The impact of changes in bank capital requirements, Bank of England Staff Working Paper No 1004, 2022. 

This paper studies how banks respond to capital regulation using confidential data on bank‑specific requirements in the UK. Banks do adjust their capital ratios following changes in requirements, though the pass-through is incomplete. While they lower capital ratios following a loosening of requirements, they eat into their existing capital buffers when facing tighter regulatory minima. I find that the main adjustment channels have changed since the financial crisis. Prior to the crisis, banks responded to changes in their requirements through capital accumulation and loan quantities; however, they have since then primarily altered the risk composition of assets. 
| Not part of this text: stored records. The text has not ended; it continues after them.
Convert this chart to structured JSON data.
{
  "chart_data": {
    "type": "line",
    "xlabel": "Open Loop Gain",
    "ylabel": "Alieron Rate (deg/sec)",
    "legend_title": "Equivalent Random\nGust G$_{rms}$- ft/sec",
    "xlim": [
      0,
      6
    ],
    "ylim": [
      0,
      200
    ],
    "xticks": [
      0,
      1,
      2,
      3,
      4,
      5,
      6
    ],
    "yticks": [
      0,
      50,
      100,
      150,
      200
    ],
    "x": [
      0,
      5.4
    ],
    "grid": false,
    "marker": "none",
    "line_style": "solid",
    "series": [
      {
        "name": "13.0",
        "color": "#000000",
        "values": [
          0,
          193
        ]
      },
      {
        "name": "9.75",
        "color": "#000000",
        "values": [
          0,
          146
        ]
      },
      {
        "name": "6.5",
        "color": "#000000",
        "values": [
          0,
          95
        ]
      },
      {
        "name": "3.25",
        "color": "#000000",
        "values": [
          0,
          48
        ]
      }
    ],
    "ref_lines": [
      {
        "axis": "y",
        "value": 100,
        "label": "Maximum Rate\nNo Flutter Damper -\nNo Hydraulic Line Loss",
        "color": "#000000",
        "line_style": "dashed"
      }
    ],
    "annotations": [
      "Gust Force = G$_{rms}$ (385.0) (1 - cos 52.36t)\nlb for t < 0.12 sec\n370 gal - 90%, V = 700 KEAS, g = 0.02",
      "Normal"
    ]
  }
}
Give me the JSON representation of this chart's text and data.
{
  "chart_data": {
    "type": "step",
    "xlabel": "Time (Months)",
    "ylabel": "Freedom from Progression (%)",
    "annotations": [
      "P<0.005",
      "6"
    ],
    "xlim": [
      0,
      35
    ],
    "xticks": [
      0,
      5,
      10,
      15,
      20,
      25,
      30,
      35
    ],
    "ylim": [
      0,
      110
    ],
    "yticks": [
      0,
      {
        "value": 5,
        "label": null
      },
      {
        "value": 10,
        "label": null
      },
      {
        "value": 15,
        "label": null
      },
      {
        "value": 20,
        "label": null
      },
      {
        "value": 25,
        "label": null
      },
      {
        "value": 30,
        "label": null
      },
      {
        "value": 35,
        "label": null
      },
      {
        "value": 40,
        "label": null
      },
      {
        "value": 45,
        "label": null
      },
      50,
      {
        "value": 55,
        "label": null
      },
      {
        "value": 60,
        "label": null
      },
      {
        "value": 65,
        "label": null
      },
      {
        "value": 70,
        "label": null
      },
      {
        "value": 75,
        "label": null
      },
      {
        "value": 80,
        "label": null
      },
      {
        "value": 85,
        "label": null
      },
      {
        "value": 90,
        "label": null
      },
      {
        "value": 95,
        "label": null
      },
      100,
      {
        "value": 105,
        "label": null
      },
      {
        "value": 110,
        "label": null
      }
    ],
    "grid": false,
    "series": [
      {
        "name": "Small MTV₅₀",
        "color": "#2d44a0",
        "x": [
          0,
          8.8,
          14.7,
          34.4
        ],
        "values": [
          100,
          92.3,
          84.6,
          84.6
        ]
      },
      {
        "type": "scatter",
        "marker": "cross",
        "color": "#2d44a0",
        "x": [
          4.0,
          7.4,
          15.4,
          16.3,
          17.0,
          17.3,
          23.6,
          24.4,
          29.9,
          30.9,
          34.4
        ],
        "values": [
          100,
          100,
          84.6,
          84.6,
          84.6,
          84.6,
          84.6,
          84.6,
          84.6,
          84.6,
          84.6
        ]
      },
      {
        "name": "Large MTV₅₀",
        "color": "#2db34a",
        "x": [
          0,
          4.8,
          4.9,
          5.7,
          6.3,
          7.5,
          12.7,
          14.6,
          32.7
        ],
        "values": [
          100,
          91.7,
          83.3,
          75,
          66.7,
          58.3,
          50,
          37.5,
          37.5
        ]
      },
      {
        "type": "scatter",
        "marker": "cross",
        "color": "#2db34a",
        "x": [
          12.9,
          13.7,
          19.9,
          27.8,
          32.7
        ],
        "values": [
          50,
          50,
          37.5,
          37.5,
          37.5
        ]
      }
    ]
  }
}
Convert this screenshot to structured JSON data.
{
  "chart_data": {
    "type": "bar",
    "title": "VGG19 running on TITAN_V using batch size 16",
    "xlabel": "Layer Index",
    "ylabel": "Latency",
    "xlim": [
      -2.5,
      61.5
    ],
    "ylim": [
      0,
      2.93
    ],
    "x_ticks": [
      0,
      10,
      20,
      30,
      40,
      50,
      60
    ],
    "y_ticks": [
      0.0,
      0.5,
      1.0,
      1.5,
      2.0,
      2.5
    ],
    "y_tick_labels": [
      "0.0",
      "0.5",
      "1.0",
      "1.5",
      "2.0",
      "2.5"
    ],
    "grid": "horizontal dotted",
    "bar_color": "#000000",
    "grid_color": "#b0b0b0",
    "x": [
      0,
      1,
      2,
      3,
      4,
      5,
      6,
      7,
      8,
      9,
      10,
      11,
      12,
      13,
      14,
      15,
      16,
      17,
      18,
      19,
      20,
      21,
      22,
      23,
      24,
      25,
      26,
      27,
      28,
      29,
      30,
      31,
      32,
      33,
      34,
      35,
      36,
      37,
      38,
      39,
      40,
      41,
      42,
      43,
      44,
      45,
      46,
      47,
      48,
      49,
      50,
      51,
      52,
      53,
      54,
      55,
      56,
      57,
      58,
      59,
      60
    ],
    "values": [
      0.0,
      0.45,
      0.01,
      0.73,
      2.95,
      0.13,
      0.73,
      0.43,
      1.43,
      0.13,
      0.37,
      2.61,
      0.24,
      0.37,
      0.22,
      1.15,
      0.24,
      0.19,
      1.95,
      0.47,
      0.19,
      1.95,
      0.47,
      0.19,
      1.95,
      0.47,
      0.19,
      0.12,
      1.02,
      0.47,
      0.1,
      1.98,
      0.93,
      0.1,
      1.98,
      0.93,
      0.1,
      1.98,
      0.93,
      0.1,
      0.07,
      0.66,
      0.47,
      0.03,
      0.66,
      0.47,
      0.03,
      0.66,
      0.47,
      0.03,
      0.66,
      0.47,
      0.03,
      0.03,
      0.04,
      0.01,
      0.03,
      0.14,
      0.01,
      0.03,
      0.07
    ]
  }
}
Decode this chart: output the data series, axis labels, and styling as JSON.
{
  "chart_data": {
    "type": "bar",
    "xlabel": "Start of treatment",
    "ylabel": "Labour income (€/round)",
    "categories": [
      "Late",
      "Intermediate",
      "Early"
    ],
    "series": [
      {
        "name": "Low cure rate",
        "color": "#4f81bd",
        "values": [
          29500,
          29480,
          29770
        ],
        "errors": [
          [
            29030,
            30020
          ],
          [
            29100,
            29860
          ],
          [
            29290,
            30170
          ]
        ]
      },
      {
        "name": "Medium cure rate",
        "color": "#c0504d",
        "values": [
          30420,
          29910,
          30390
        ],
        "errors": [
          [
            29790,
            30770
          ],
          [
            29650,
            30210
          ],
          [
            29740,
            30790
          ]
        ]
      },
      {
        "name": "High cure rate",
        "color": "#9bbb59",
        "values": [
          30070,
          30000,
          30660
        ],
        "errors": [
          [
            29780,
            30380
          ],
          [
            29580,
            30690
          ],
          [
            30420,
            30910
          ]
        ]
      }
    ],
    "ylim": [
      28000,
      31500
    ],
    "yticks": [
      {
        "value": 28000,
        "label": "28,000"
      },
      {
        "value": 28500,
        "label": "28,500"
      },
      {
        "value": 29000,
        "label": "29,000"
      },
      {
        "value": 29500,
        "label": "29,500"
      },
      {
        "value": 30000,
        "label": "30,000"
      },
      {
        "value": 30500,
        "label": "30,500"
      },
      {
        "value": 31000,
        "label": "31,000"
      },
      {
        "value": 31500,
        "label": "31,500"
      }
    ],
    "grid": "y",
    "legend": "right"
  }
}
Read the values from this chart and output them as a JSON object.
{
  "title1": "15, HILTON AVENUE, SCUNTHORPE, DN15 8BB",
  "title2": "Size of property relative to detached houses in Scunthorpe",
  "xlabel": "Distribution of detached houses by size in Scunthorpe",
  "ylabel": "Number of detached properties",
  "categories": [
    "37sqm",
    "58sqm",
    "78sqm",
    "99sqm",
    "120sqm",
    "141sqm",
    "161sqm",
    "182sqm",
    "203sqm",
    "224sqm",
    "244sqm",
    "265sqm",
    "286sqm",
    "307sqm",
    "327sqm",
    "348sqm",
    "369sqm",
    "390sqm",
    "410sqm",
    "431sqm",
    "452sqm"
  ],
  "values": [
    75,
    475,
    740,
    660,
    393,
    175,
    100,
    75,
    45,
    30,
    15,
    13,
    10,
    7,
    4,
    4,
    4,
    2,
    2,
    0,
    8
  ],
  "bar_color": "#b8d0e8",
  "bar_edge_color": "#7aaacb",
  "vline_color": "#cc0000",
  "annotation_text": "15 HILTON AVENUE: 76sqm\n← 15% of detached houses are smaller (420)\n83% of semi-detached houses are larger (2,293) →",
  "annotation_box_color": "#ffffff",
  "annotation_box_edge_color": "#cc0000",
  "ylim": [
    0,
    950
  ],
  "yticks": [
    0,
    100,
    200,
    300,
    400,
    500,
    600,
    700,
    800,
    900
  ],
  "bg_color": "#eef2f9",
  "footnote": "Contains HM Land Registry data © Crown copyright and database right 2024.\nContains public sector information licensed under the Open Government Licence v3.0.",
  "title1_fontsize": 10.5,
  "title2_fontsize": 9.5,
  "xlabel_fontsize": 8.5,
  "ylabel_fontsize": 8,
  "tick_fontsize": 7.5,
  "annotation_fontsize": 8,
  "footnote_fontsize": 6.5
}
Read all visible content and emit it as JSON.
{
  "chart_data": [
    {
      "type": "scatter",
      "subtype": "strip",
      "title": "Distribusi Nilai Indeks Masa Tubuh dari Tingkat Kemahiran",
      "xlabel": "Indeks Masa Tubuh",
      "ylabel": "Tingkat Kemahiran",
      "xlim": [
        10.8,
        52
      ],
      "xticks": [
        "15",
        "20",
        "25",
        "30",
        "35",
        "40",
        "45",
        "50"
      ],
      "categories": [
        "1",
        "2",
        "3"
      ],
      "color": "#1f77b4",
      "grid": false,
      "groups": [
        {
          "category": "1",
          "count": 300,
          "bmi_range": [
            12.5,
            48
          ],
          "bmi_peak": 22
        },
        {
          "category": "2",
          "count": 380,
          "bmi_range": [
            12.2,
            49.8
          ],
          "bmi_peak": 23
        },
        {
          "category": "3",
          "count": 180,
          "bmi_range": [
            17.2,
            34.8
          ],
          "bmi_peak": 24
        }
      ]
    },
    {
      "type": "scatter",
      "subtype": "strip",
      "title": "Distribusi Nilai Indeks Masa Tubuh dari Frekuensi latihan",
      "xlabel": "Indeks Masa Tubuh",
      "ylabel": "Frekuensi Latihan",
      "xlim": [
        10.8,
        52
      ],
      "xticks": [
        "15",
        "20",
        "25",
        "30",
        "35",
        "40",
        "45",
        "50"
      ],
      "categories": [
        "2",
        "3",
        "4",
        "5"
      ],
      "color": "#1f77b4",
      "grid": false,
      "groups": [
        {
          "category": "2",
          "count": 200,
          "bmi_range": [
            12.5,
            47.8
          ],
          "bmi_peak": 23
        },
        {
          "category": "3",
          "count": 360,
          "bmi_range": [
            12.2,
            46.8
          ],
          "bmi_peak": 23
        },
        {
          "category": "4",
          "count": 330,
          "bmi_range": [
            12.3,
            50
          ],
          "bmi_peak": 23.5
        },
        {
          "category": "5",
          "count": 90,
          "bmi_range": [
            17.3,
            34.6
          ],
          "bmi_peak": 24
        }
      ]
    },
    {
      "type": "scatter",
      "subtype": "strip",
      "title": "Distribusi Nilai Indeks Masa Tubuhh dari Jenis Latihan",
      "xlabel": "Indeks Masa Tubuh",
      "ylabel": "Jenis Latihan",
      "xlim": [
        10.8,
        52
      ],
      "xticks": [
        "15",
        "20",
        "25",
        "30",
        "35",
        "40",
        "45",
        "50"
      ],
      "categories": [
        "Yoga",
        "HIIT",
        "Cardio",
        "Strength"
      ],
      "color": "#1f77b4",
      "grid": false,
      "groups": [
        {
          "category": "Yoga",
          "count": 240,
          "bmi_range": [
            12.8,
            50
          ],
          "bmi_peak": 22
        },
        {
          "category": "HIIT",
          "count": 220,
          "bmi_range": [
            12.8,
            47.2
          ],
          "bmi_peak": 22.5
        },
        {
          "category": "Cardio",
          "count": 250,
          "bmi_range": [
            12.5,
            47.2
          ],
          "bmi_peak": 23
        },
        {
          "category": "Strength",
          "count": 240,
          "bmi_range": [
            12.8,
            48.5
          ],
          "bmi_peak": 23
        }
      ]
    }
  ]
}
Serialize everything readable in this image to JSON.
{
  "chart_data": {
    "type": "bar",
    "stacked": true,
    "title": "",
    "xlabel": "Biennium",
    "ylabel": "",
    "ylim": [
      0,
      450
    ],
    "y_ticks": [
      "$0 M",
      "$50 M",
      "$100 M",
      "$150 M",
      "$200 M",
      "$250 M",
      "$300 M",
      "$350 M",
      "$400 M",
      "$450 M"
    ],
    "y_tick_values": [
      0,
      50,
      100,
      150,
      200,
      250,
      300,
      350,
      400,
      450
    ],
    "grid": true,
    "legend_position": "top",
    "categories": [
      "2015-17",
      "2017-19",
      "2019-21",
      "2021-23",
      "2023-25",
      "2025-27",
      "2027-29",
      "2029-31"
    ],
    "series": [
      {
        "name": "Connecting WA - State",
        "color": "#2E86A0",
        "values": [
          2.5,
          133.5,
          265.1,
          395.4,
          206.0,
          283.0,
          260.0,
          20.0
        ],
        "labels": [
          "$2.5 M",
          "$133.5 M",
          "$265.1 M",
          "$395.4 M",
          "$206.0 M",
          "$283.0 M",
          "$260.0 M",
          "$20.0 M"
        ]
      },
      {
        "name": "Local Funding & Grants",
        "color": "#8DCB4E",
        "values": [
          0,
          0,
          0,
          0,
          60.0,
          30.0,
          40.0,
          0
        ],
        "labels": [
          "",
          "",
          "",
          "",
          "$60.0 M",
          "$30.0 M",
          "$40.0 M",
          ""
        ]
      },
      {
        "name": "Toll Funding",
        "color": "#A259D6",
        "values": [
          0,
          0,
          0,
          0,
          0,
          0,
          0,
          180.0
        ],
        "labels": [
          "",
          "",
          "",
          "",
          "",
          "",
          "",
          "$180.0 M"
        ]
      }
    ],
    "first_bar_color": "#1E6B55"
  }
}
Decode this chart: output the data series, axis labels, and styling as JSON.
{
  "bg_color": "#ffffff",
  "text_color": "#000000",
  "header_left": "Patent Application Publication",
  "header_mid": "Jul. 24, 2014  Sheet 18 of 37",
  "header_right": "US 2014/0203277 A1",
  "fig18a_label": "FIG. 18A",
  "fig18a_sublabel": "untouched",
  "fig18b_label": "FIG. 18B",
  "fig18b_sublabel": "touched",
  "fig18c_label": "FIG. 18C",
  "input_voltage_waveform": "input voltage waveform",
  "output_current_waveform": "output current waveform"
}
Credit, capital and crises: a GDP-at-Risk approach  (with David Aikman, Jonathan Bridges, Cian O'Neill and Sinem Hacioğlu Hoke), CEPR Discussion Papers No. 15864, 2021.

Using quantile regressions applied to a panel dataset of 16 advanced economies, we examine how downside risk to growth over the medium term is affected by a set of macroprudential indicators. We find that credit and property price booms, and wide current account deficits increase downside risks 3 to 5 years ahead. However, such downside risks can be partially mitigated by increasing the capital ratio of the banking system. We show that GDP-at-Risk, defined as the 5th quantile of the projected GDP growth distribution three years ahead, deteriorated in the US in the run-up to the Global Financial Crisis, driven by rapid growth in credit and house prices alongside a widening current account deficit. Our results suggest such indicators could provide useful information for the stance of macroprudential policy.

Do bank capital requirements affect lending? Evidence from Basel I

How does financial regulation affect economic outcomes? By exploiting the implementation of Basel I - the first major macroprudential policy of its kind - in the US, this paper quantifies the impact of bank capital regulation on balance sheets and lending. Capital ratios do increase in response to tighter requirements. Banks achieve this by reducing the size of their balance sheet: a 1 percentage point increase in required ratios causes a 2.5% fall in total assets. This decline is concentrated in loans, particularly commercial & industrial and non-residential real estate loans, with residential mortgage lending remaining unaffected.